Eu não liguei para a aparência dela, então para perder um pouco do meu medo, fechei os olhos e dei um selinho nos lábios dela.
De alguma forma, eu perdi um pouco do meu medo e, então, comecei a ter um pouco mais de coragem, mas não sabia como começar.

Um dia, minha irmã levou uma amiga dela para posar lá em casa, ela se chamava Bia, tinha 18 anos, ela sempre ficava me olhando de uma forma diferente.
Então pensei comigo, é hoje que eu fico definitivamente com uma garota. Então, peguei o meu celular, mandei mensagem e perguntei se ela queria ficar comigo e para a minha surpresa Bia disse que sim!

Minha irmã sabia de tudo, então ela deu uma forcinha. Esperei nossos pais dormirem e chamei ela para vir em meu quarto.
Ela veio bem devagar para não fazer barulho. Eu e Bia estávamos com muita vergonha, mas seguimos com plano em frente.

Bia deitou em meus braços e então, eu comecei a passar as minhas mãos em seus cabelos e ela começou a acariciar o meu rosto.
Neste momento, já comecei a sentir algo diferente, pois o meu pau começou a ficar duro que nem uma pedra - estava gostando muito de tudo aquilo.

Então, começamos a nos beijar de uma forma bem disfarçada. Ela desceu as suas mãos em minhas pernas e assim, começou a apertar o meu pau.
Comecei então a apertar os seus seios e a sua bunda - ficou um clima muito quente. Então decidi colocar a minha mão em sua vagina, senti muito tesão nesta hora.

E para a minha surpresa, ela tinha os lábios de sua buceta bem carnudos, era muito gostoso de apalpar, era igualzinho aos vídeos pornográficos que assistia.
Quando toquei lá, ela começou a gemer meio alto, então tampei a sua boca e disse para ficar quieta, pois tinha medo dos meus pais escutarem.

Eu tinha um sonho de ser chupado por alguém, então ali eu vi a oportunidade: agarrei a sua cabeça e comecei a descer em direção ao meu pau.
Quando ela colocou a boca em meu pau, eu fui à loucura, pois por incrível que pareça, ela chupava muito bem - parecia que já tinha treinado com alguém.
E para minha surpresa, ela disse uma coisa que me deixou com muito tesão: Bia pediu para eu gozar em sua boca, pois queria tomar leitinho.
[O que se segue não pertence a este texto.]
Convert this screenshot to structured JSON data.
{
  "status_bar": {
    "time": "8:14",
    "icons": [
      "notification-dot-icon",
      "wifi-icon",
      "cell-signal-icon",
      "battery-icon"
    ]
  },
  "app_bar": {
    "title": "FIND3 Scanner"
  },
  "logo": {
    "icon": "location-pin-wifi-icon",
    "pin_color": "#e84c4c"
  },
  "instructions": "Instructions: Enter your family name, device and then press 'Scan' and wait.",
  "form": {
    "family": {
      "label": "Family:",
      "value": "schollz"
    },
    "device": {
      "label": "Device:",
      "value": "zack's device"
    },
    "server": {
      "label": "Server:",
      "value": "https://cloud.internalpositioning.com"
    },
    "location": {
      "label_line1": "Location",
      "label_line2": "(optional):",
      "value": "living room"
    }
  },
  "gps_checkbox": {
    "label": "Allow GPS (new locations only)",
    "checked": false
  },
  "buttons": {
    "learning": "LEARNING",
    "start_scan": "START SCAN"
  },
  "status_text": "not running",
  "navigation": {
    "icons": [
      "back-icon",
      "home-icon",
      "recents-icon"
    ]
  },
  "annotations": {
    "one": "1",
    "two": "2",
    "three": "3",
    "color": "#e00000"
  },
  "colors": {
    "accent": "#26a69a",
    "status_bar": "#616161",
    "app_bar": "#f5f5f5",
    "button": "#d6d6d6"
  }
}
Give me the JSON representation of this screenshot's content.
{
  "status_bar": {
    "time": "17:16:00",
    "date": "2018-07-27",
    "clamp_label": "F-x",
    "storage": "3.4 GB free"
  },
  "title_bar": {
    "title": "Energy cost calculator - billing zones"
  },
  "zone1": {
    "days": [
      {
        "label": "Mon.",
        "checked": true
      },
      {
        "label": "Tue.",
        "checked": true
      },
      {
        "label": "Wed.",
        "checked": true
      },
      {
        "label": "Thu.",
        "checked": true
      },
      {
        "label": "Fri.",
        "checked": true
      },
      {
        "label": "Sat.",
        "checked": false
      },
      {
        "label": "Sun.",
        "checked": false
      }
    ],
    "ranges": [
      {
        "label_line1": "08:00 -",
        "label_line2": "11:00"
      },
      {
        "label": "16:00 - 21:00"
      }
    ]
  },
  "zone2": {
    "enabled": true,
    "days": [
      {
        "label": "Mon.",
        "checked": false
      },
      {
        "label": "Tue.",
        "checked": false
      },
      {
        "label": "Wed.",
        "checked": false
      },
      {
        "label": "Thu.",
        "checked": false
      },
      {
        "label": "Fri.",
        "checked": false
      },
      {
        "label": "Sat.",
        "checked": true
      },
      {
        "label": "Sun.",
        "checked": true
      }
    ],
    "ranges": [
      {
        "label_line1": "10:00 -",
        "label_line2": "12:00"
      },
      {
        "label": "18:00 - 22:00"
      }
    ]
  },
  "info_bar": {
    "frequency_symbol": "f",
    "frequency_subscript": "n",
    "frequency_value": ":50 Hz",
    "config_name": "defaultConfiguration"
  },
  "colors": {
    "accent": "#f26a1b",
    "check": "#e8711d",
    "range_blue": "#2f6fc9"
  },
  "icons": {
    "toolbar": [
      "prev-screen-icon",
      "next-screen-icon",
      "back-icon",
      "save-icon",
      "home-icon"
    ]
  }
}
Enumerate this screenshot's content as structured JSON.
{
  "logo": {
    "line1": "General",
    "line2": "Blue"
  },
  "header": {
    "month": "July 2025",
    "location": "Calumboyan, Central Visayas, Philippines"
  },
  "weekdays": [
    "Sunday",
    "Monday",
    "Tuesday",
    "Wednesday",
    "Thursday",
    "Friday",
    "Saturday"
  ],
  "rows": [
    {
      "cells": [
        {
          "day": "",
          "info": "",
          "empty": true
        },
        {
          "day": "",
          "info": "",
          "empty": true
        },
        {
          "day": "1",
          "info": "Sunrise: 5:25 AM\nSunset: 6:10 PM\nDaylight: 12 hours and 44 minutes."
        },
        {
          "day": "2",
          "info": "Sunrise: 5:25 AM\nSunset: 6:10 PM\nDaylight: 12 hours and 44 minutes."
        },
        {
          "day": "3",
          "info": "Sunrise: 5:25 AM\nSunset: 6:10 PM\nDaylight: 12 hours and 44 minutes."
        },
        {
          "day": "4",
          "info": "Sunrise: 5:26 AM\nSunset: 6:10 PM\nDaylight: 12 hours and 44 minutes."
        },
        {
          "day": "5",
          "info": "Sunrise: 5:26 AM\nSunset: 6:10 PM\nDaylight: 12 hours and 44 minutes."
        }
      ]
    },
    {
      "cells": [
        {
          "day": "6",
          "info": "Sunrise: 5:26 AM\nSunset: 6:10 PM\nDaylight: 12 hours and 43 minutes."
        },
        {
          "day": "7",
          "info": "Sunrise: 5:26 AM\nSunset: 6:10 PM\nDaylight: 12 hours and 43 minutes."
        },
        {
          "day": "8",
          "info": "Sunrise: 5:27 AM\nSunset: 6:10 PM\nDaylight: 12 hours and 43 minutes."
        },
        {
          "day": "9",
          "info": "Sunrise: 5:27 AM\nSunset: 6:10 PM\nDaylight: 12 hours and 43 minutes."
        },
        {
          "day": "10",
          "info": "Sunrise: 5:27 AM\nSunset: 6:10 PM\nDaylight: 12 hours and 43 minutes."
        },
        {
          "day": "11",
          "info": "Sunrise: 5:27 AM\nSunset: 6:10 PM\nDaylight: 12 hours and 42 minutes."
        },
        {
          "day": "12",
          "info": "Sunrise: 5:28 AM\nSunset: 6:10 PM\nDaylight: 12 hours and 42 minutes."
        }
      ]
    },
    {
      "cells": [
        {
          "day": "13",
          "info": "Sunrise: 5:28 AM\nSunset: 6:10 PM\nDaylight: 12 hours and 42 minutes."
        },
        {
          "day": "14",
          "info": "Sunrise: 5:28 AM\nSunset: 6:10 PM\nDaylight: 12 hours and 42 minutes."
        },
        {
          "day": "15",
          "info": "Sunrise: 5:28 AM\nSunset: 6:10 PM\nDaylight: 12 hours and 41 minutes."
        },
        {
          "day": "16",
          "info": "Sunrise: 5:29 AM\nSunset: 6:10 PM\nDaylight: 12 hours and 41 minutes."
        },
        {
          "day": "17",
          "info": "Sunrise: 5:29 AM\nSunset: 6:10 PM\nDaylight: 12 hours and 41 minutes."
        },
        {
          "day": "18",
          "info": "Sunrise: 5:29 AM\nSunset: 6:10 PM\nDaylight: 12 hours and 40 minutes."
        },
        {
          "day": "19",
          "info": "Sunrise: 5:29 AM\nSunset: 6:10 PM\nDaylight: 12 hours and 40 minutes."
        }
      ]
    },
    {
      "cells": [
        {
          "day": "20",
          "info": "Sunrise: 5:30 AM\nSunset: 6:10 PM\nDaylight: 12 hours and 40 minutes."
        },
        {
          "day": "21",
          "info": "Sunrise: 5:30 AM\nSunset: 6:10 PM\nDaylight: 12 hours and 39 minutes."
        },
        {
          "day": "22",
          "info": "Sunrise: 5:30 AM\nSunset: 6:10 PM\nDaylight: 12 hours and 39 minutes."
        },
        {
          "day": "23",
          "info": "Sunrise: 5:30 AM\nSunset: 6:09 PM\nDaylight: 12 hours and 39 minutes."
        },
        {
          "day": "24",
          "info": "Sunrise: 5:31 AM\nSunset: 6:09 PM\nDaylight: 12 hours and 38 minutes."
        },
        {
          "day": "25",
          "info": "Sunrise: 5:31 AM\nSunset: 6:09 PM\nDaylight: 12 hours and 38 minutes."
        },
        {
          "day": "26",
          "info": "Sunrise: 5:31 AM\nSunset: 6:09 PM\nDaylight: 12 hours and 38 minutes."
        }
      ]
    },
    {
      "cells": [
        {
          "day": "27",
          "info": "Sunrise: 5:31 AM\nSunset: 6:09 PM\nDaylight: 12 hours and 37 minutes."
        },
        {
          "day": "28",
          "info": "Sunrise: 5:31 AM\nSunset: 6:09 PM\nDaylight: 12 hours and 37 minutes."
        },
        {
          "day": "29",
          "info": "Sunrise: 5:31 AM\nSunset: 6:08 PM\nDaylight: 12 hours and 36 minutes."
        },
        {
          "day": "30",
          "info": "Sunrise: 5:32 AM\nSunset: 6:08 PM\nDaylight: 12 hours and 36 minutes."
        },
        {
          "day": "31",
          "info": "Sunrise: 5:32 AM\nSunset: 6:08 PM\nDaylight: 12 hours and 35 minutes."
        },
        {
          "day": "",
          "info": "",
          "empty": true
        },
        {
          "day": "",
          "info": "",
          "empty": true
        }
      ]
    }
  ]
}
Então foi aí que percebi que ela já tinha feito isso com algum garoto, pois ela fazia aquilo muito bem - eu tive muita sorte dela ser a primeira garota que fiquei.
Com ela realizei todos os meus desejos de ser chupado de várias formas - comecei a meter em sua boca fazendo de conta que era sua buceta.

Meu pau tem 17 cm, tamanho suficiente para chegar na goela, então ela se engasgava um pouco, fazendo aquele barulho que me deixava com mais vontade de meter, era muito prazeroso.
Quando fiz isso, não demorou muito tempo: eu gozei em sua boca, ela não deixou cair nem um pouquinho para fora, assim deixando tudo limpinho - nem parecia que eu tinha gozado!

Foi muito gostoso tudo aquilo, nunca esquecerei. Desde aí perdi minha vergonha e comecei a me relacionar com outras garotas, sempre no intuito de ganhar um babão.
Fiquei também várias vezes com Bia, até chegamos a transar - ela fazia tão bem quanto chupava. Eu gostava muito de ficar com aquela menina.

O tempo foi passando e eu me apaixonei por uma mulher com quem hoje sou casado. Sou muito feliz, mas ainda assim, às vezes, sinto saudades da minha adolescência.